What is a glioma?
A glioma is a kind of brain tumor that originates from glial cells that support and nourish neurons in the brain. Gliomas account for about 25 percent of childhood cancers, and most gliomas are both highly treatable and highly curable. The most common kind of glioma, called a pilocytic astrocytoma, has a cure rate over 90 percent.
Gliomas are divided into four grades, depending on the tumor cells' appearance under a microscope — the higher a tumor's grade number, the more severe it is. Grades 1 and 2 are considered low-grade gliomas and account for about two-thirds of all pediatric tumors. Grades 3 and 4 are considered high-grade gliomas. Gliomas can also be classified based on their location and by the kind of glial cell — astrocytes, oligodendrocytes, or ependymocytes — from which they arise.
What are the symptoms of gliomas?
As a glioma grows, it presses on surrounding healthy parts of the brain, affecting their function. As such, the symptoms of a pediatric glioma depend heavily on the tumor's size and where in the brain it is located. Some of the most common symptoms of a pediatric glioma include:
- severe or frequent vomiting
- vision problems such as double vision, blurry vision, or loss of vision
- difficulty walking or balancing
- weight gain or loss
- premature puberty
How we care for gliomas
Children and adolescents with glioma are treated at Dana-Farber/Boston Children’s Cancer and Blood Disorder Center through the Brain Tumor Center's Glioma Program, one of the largest and most experienced pediatric glioma programs in the world.
Our glioma specialists — a team of neuro-oncologists, surgeons, pathologists, and radiation oncologists — focus solely on the care of children diagnosed with gliomas. The Glioma Program also offers families the chance to have their child's tumor molecularly profiled (as long as a biopsy can be taken), which may help identify opportunities for targeted treatment.

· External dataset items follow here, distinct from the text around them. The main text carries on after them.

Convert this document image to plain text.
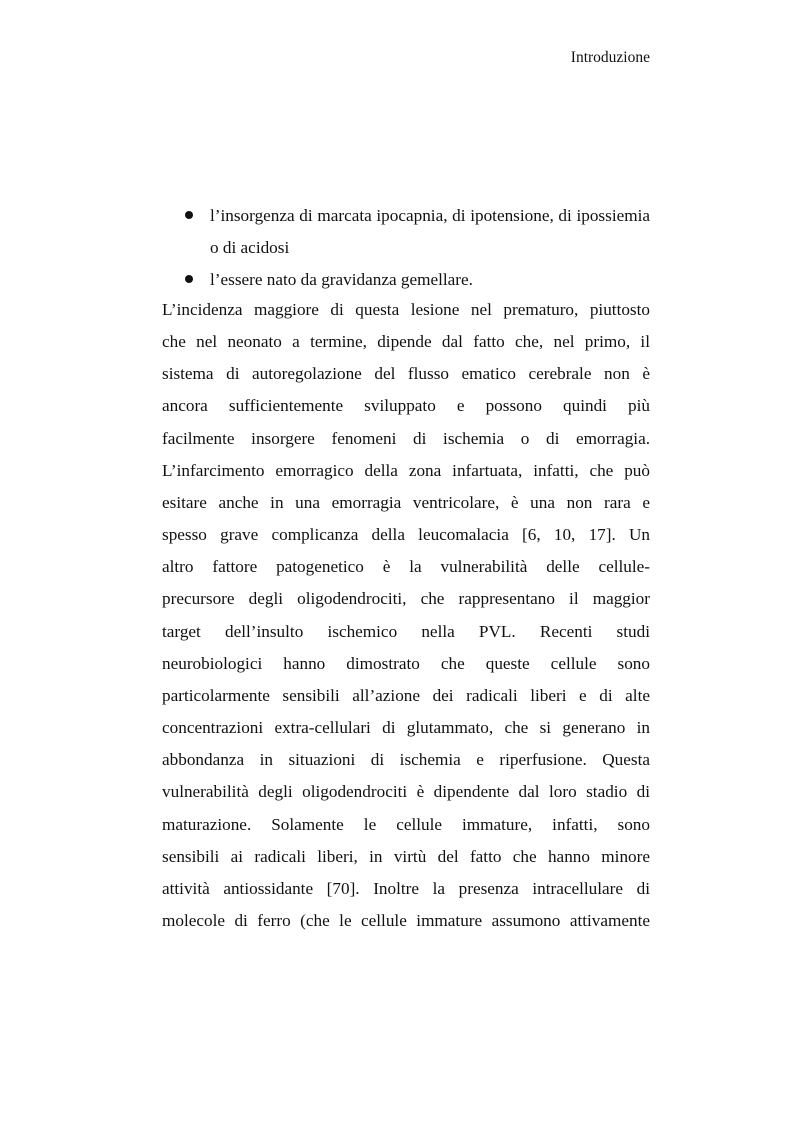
Introduzione
l’insorgenza di marcata ipocapnia, di ipotensione, di ipossiemia o di acidosi
l’essere nato da gravidanza gemellare.

L’incidenza maggiore di questa lesione nel prematuro, piuttosto
che nel neonato a termine, dipende dal fatto che, nel primo, il
sistema di autoregolazione del flusso ematico cerebrale non è
ancora sufficientemente sviluppato e possono quindi più
facilmente insorgere fenomeni di ischemia o di emorragia.
L’infarcimento emorragico della zona infartuata, infatti, che può
esitare anche in una emorragia ventricolare, è una non rara e
spesso grave complicanza della leucomalacia [6, 10, 17]. Un
altro fattore patogenetico è la vulnerabilità delle cellule-
precursore degli oligodendrociti, che rappresentano il maggior
target dell’insulto ischemico nella PVL. Recenti studi
neurobiologici hanno dimostrato che queste cellule sono
particolarmente sensibili all’azione dei radicali liberi e di alte
concentrazioni extra-cellulari di glutammato, che si generano in
abbondanza in situazioni di ischemia e riperfusione. Questa
vulnerabilità degli oligodendrociti è dipendente dal loro stadio di
maturazione. Solamente le cellule immature, infatti, sono
sensibili ai radicali liberi, in virtù del fatto che hanno minore
attività antiossidante [70]. Inoltre la presenza intracellulare di
molecole di ferro (che le cellule immature assumono attivamente
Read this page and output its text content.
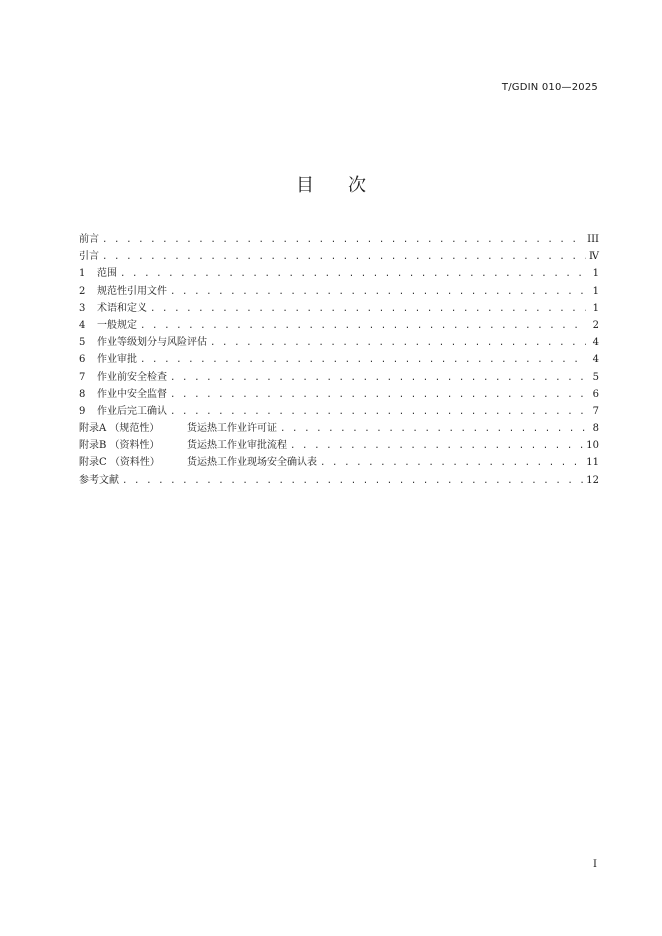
T/GDIN 010—2025
目次
前言 . . .	III
引言 . . .	Ⅳ
1	范围 . . .	1
2	规范性引用文件 . . .	1
3	术语和定义 . . .	1
4	一般规定 . . .	2
5	作业等级划分与风险评估 . . .	4
6	作业审批 . . .	4
7	作业前安全检查 . . .	5
8	作业中安全监督 . . .	6
9	作业后完工确认 . . .	7
附录A （规范性）	货运热工作业许可证 . . .	8
附录B （资料性）	货运热工作业审批流程 . . .	10
附录C （资料性）	货运热工作业现场安全确认表 . . .	11
参考文献 . . .	12
I
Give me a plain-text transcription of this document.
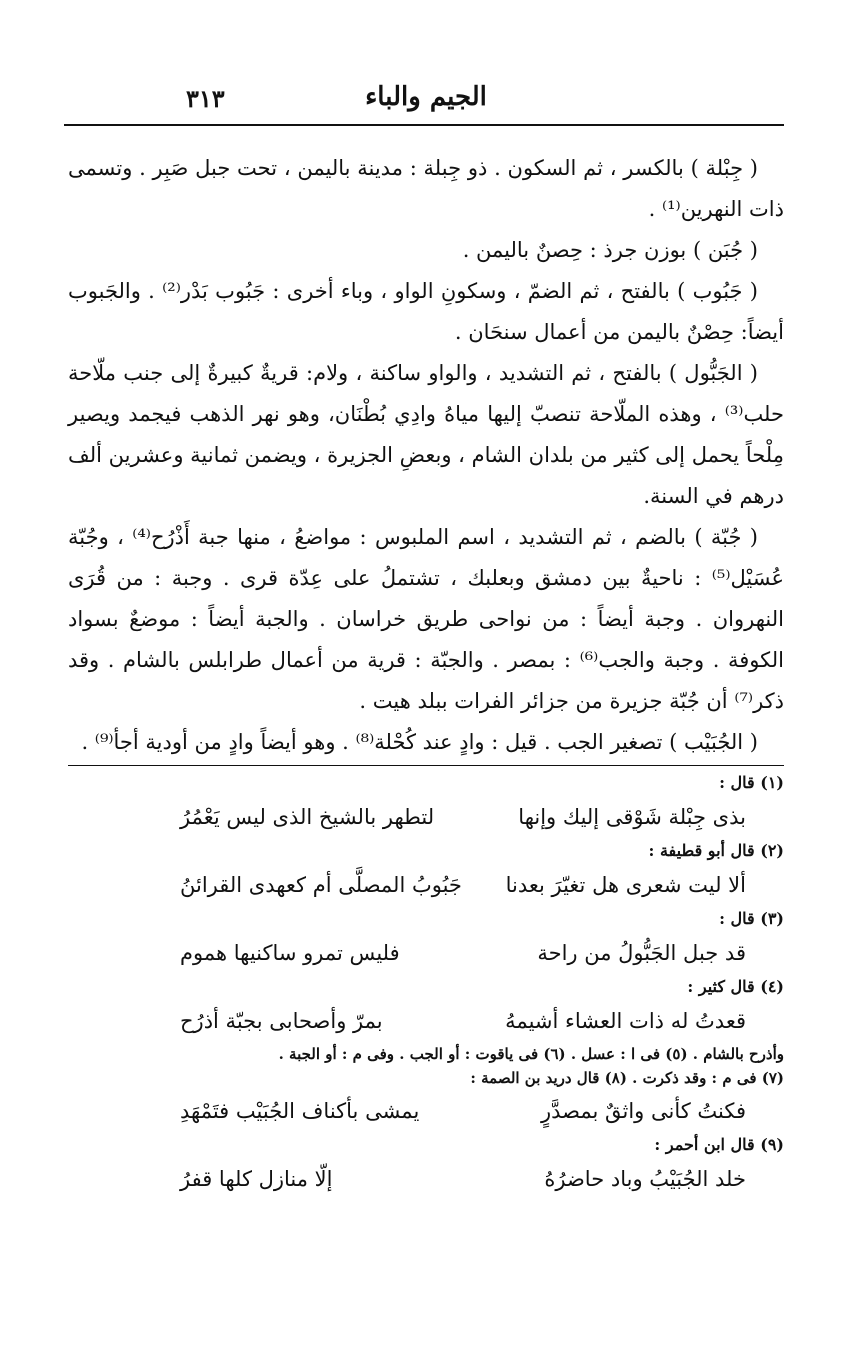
الجيم والباء
٣١٣

( جِبْلة ) بالكسر ، ثم السكون . ذو جِبلة : مدينة باليمن ، تحت جبل صَبِر . وتسمى ذات النهرين⁽¹⁾ .

( جُبَن ) بوزن جرذ : حِصنٌ باليمن .

( جَبُوب ) بالفتح ، ثم الضمّ ، وسكونِ الواو ، وباء أخرى : جَبُوب بَدْر⁽²⁾ . والجَبوب أيضاً: حِصْنٌ باليمن من أعمال سنحَان .

( الجَبُّول ) بالفتح ، ثم التشديد ، والواو ساكنة ، ولام: قريةٌ كبيرةٌ إلى جنب ملّاحة حلب⁽³⁾ ، وهذه الملّاحة تنصبّ إليها مياهُ وادِي بُطْنَان، وهو نهر الذهب فيجمد ويصير مِلْحاً يحمل إلى كثير من بلدان الشام ، وبعضِ الجزيرة ، ويضمن ثمانية وعشرين ألف درهم في السنة.

( جُبّة ) بالضم ، ثم التشديد ، اسم الملبوس : مواضعُ ، منها جبة أَذْرُح⁽⁴⁾ ، وجُبّة عُسَيْل⁽⁵⁾ : ناحيةٌ بين دمشق وبعلبك ، تشتملُ على عِدّة قرى . وجبة : من قُرَى النهروان . وجبة أيضاً : من نواحى طريق خراسان . والجبة أيضاً : موضعٌ بسواد الكوفة . وجبة والجب⁽⁶⁾ : بمصر . والجبّة : قرية من أعمال طرابلس بالشام . وقد ذكر⁽⁷⁾ أن جُبّة جزيرة من جزائر الفرات ببلد هيت .

( الجُبَيْب ) تصغير الجب . قيل : وادٍ عند كُحْلة⁽⁸⁾ . وهو أيضاً وادٍ من أودية أجأ⁽⁹⁾ .

(١) قال :

بذى جِبْلة شَوْقى إليك وإنها
لتطهر بالشيخ الذى ليس يَعْمُرُ

(٢) قال أبو قطيفة :

ألا ليت شعرى هل تغيّرَ بعدنا
جَبُوبُ المصلَّى أم كعهدى القرائنُ

(٣) قال :

قد جبل الجَبُّولُ من راحة
فليس تمرو ساكنيها هموم

(٤) قال كثير :

قعدتُ له ذات العشاء أشيمهُ
بمرّ وأصحابى بجبّة أذرُح
وأذرح بالشام . (٥) فى ا : عسل . (٦) فى ياقوت : أو الجب . وفى م : أو الجبة .
(٧) فى م : وقد ذكرت . (٨) قال دريد بن الصمة :
فكنتُ كأنى واثقٌ بمصدَّرٍ
يمشى بأكناف الجُبَيْب فتَمْهَدِ

(٩) قال ابن أحمر :

خلد الجُبَيْبُ وباد حاضرُهُ
إلّا منازل كلها قفرُ
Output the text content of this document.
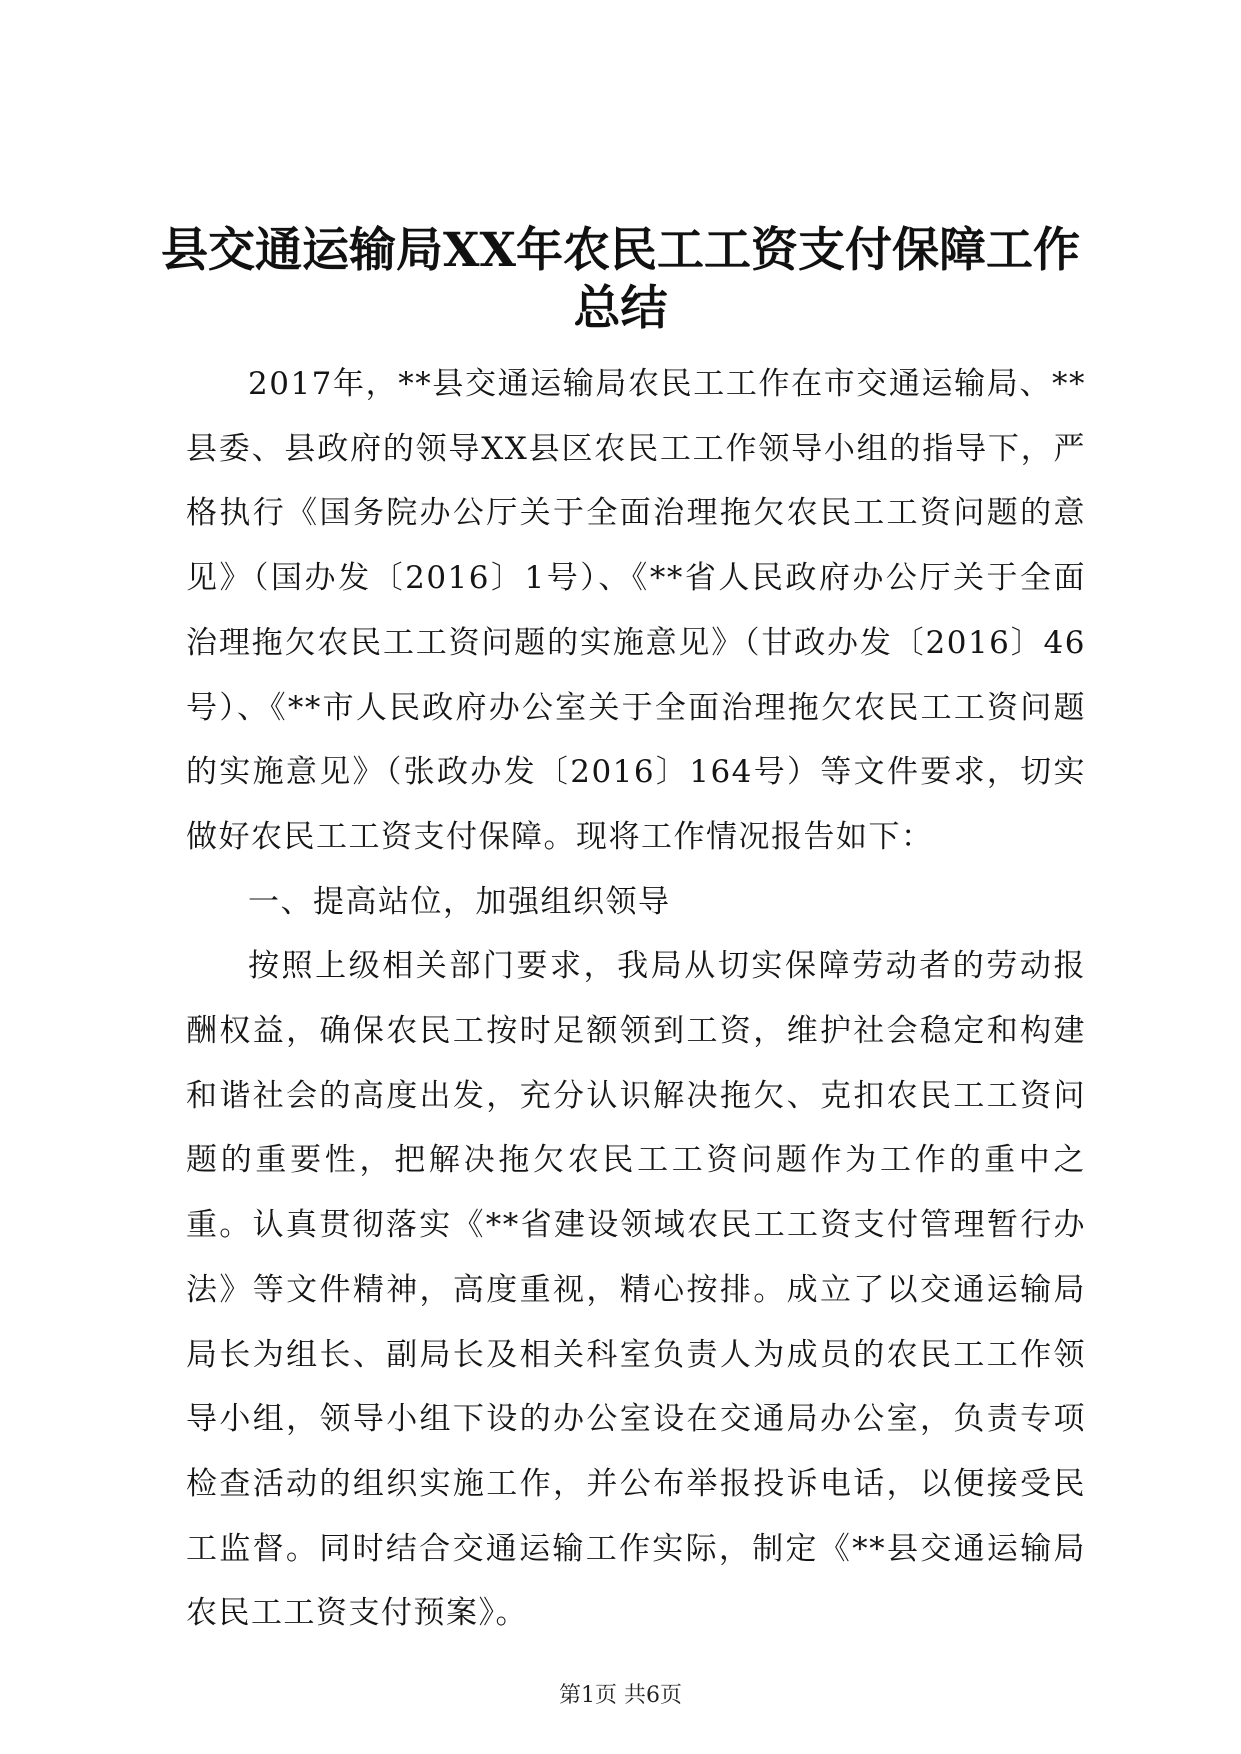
县交通运输局XX年农民工工资支付保障工作
总结

2017年，**县交通运输局农民工工作在市交通运输局、**县委、县政府的领导XX县区农民工工作领导小组的指导下，严格执行《国务院办公厅关于全面治理拖欠农民工工资问题的意见》（国办发〔2016〕1号）、《**省人民政府办公厅关于全面治理拖欠农民工工资问题的实施意见》（甘政办发〔2016〕46号）、《**市人民政府办公室关于全面治理拖欠农民工工资问题的实施意见》（张政办发〔2016〕164号）等文件要求，切实做好农民工工资支付保障。现将工作情况报告如下：

一、提高站位，加强组织领导

按照上级相关部门要求，我局从切实保障劳动者的劳动报酬权益，确保农民工按时足额领到工资，维护社会稳定和构建和谐社会的高度出发，充分认识解决拖欠、克扣农民工工资问题的重要性，把解决拖欠农民工工资问题作为工作的重中之重。认真贯彻落实《**省建设领域农民工工资支付管理暂行办法》等文件精神，高度重视，精心按排。成立了以交通运输局局长为组长、副局长及相关科室负责人为成员的农民工工作领导小组，领导小组下设的办公室设在交通局办公室，负责专项检查活动的组织实施工作，并公布举报投诉电话，以便接受民工监督。同时结合交通运输工作实际，制定《**县交通运输局农民工工资支付预案》。

第1页 共6页
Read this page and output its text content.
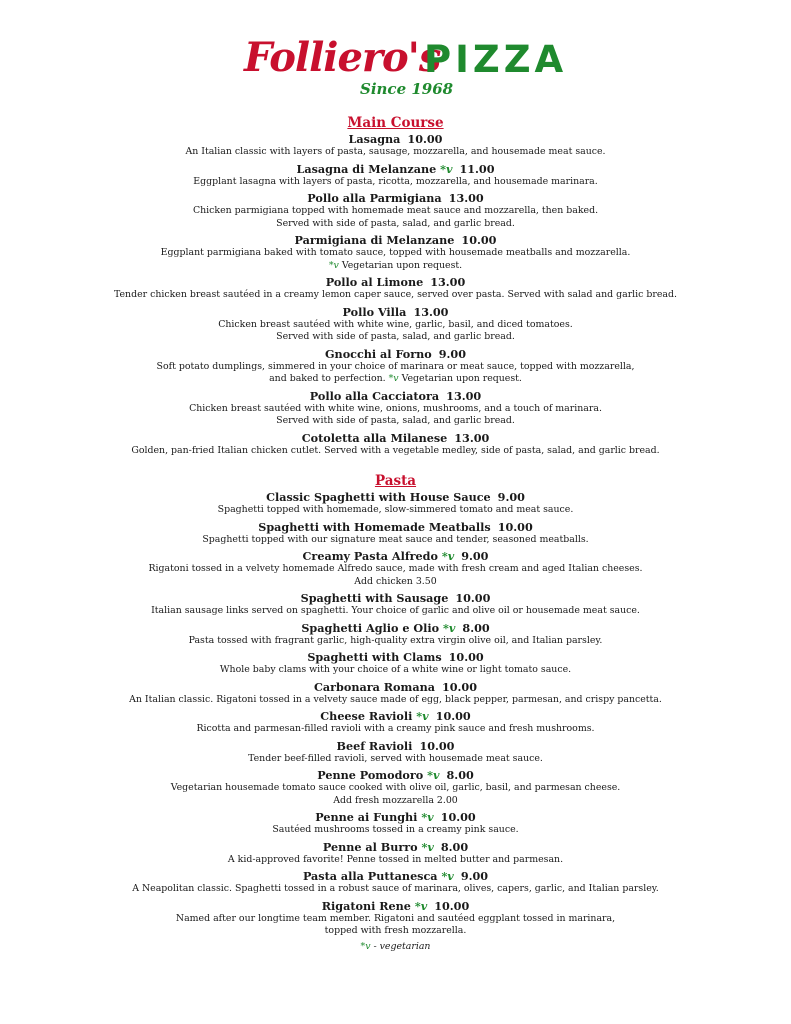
Folliero's
PIZZA
Since 1968
Main Course
Lasagna 10.00
An Italian classic with layers of pasta, sausage, mozzarella, and housemade meat sauce.
Lasagna di Melanzane *v 11.00
Eggplant lasagna with layers of pasta, ricotta, mozzarella, and housemade marinara.
Pollo alla Parmigiana 13.00
Chicken parmigiana topped with homemade meat sauce and mozzarella, then baked.
Served with side of pasta, salad, and garlic bread.
Parmigiana di Melanzane 10.00
Eggplant parmigiana baked with tomato sauce, topped with housemade meatballs and mozzarella.
*v Vegetarian upon request.
Pollo al Limone 13.00
Tender chicken breast sautéed in a creamy lemon caper sauce, served over pasta. Served with salad and garlic bread.
Pollo Villa 13.00
Chicken breast sautéed with white wine, garlic, basil, and diced tomatoes.
Served with side of pasta, salad, and garlic bread.
Gnocchi al Forno 9.00
Soft potato dumplings, simmered in your choice of marinara or meat sauce, topped with mozzarella,
and baked to perfection. *v Vegetarian upon request.
Pollo alla Cacciatora 13.00
Chicken breast sautéed with white wine, onions, mushrooms, and a touch of marinara.
Served with side of pasta, salad, and garlic bread.
Cotoletta alla Milanese 13.00
Golden, pan-fried Italian chicken cutlet. Served with a vegetable medley, side of pasta, salad, and garlic bread.
Pasta
Classic Spaghetti with House Sauce 9.00
Spaghetti topped with homemade, slow-simmered tomato and meat sauce.
Spaghetti with Homemade Meatballs 10.00
Spaghetti topped with our signature meat sauce and tender, seasoned meatballs.
Creamy Pasta Alfredo *v 9.00
Rigatoni tossed in a velvety homemade Alfredo sauce, made with fresh cream and aged Italian cheeses.
Add chicken 3.50
Spaghetti with Sausage 10.00
Italian sausage links served on spaghetti. Your choice of garlic and olive oil or housemade meat sauce.
Spaghetti Aglio e Olio *v 8.00
Pasta tossed with fragrant garlic, high-quality extra virgin olive oil, and Italian parsley.
Spaghetti with Clams 10.00
Whole baby clams with your choice of a white wine or light tomato sauce.
Carbonara Romana 10.00
An Italian classic. Rigatoni tossed in a velvety sauce made of egg, black pepper, parmesan, and crispy pancetta.
Cheese Ravioli *v 10.00
Ricotta and parmesan-filled ravioli with a creamy pink sauce and fresh mushrooms.
Beef Ravioli 10.00
Tender beef-filled ravioli, served with housemade meat sauce.
Penne Pomodoro *v 8.00
Vegetarian housemade tomato sauce cooked with olive oil, garlic, basil, and parmesan cheese.
Add fresh mozzarella 2.00
Penne ai Funghi *v 10.00
Sautéed mushrooms tossed in a creamy pink sauce.
Penne al Burro *v 8.00
A kid-approved favorite! Penne tossed in melted butter and parmesan.
Pasta alla Puttanesca *v 9.00
A Neapolitan classic. Spaghetti tossed in a robust sauce of marinara, olives, capers, garlic, and Italian parsley.
Rigatoni Rene *v 10.00
Named after our longtime team member. Rigatoni and sautéed eggplant tossed in marinara,
topped with fresh mozzarella.
*v - vegetarian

Our areas of research for giomas
Research is a top priority at Dana-Farber/Boston Children's, and our physicians work continuously to translate laboratory findings into clinical therapies and find ways to improve survival while reducing the toxicity and long-term impact of treatment.
It’s possible that your child will be eligible to participate in one of the Glioma Program’s current clinical trials. In addition to launching our own clinical trials, we also offer trials available through collaborative groups such as the Children's Oncology Group (COG) and the Pacific Pediatric Neuro-Oncology Consortium (PNOC).
Glioma | Diagnosis & Treatments
How are gliomas diagnosed?
To diagnose a pediatric glioma, your doctor will take your child's medical history and carry out both physical and neurological exams. Your doctor may also order a variety of tests, including:
- magnetic resonance imaging (MRI)
- biopsy or tissue sample
- electroencephalogram (EEG)
- lumbar puncture
What are the treatment options for gliomas?
Our treatment approach for pediatric gliomas is personalized for each patient depending on several factors, including the tumor's type, stage, and location. Some therapies will treat the tumor, while others are intended to address complications of the disease or side effects of the treatment.
In addition, our clinicians may offer access to targeted treatments based on the molecular profile of your child's tumor. Some of the options your doctor may discuss include, surgery, chemotherapy, or radiation therapy.